Mosca's love of MMA also started like many others started, by watching the sport's first true rivalry between Ken Shamrock and Tito Ortiz. "I was just drawn to it," Mosca said. "I wanted to be like those guys. I watched pro wrestling and boxing like most kids did when I was younger too, but it always interested me."
MMA also gave Mosca an outlet for his anger. "I sure was an angry-ass kid though," he said. "From when I was little, all throughout high school, I never really liked talking things out, or walking away. I always felt that if there was a problem or that if someone was messing with me, fight them. That's usually what I did."
Fortunately Mosca started channeling his anger in more healthy ways in MMA, which also provided him a rude awakening when he signed up for his first Muay Thai class when he was 15. "I realized that I totally sucked and had no business fighting a trained adult, and I totally fell in love with it," Mosca said.
Mosca is also a blue belt in Brazilian jiu-jitsu and trains under fellow Maryland fighter Rob Sullivan, who I've also profiled. Mosca currently sports a record of 1-1, and is coming off a unanimous decision loss in Aug. 2014.
"There's nothing 'pretty' about my style," he said. "When I punch, I'm punching to kill you. When I kick, I'm trying to cut through you. I'm fast for my size and can string together combinations well. I think I'm a tough out for anyone, especially when the fight is standing."
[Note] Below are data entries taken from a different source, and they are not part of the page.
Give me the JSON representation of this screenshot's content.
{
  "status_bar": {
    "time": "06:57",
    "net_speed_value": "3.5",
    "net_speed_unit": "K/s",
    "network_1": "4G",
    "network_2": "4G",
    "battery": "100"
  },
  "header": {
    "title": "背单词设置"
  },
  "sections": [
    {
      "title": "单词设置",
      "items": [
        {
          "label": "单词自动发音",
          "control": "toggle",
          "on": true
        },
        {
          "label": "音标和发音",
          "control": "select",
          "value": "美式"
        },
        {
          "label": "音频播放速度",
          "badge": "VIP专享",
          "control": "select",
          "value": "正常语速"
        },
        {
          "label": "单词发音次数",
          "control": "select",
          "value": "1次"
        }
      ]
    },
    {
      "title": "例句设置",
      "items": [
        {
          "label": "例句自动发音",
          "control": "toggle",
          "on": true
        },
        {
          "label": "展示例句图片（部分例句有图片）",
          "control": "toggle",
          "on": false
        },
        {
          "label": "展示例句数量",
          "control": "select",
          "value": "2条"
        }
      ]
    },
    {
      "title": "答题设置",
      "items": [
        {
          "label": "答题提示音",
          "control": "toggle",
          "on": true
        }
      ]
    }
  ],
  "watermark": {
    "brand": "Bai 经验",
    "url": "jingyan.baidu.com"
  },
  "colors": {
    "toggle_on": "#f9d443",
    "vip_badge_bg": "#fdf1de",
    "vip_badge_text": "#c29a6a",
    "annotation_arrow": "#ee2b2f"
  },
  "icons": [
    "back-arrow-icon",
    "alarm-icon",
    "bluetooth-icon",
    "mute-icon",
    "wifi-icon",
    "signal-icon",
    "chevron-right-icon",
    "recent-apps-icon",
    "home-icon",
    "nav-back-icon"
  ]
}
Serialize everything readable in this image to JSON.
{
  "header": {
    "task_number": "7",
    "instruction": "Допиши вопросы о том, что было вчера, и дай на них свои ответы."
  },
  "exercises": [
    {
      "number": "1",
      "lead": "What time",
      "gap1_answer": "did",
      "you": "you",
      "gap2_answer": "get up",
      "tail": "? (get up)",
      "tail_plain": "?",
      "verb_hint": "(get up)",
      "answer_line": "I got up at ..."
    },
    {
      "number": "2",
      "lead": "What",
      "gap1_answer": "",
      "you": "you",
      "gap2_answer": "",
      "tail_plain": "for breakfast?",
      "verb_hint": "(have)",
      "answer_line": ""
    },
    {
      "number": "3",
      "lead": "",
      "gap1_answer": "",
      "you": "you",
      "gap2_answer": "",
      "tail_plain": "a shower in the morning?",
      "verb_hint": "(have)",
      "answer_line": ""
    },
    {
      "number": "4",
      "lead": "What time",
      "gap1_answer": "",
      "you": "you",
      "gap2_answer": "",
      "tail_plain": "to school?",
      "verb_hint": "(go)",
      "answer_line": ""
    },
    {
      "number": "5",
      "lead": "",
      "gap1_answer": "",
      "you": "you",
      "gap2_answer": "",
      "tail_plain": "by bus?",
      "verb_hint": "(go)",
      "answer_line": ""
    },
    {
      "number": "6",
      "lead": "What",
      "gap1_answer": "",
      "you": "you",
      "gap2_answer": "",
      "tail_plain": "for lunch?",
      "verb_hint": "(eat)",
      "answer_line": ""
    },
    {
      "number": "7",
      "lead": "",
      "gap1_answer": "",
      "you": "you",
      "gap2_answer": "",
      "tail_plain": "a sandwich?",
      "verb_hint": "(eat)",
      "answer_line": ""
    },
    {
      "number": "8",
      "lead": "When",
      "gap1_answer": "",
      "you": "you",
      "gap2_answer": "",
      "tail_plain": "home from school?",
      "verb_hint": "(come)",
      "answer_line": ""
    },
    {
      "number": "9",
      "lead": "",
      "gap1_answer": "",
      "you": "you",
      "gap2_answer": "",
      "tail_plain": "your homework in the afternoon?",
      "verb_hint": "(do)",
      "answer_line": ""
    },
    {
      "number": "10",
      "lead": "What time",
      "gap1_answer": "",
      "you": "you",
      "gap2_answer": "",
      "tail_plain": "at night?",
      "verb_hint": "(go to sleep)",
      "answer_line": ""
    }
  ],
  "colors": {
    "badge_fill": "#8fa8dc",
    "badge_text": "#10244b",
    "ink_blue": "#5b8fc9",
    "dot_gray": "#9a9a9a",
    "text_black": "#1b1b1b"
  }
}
But the road to MMA hasn't always been easy, and Mosca recognizes that he still has areas where he can improve, particularly on the ground. "I've picked up a lot of bad habits in my earlier training, especially on the ground," he said. "Every single day I'm making improvements though. It's a process and that's pretty much what the amateurs are for, but I know I haven't performed to even a fraction of what I know I'm capable of - yet."
Mosca trains at Baltimore BJJ with Sullivan and others, and Mosca credits Sullivan for setting him on the right path in MMA.
"Rob Sullivan has been great for me," Mosca said. "He gave me a lot of confidence early on, and has taken a genuine interest in my path and how I do things while handling his own fight career. He's figured out what works for me - striking and on the ground - and drilled it into my head until it's become second nature."
"We butt head sometimes, but I idolize his work ethic and outlook on things," he added. "It got rough over the summer due to lack of MMA training partners, but interest is picking back up and it's awesome to see. I couldn't ask for a better group of dudes to train with between there and my friends at Method MMA in Bel Air."
Mosca has set his goals high in MMA, from winning the World Kickboxing Association's North American Kickboxing Championship in March to avenging his loss and winning a title belt in MMA later this year.
"If all goes well, I'd like to turn pro this upcoming fall," Mosca said. "I've yet to fully commit and make this my life, but I will. I'm nowhere near where I want to be yet, but I know what I'm capable of."
"I'm 21 years old," he said. "I feel like I'd be wasting my time completely if my goal wasn't to be one of the top fighters in the world at some point, which I 100 percent believe is going to happen."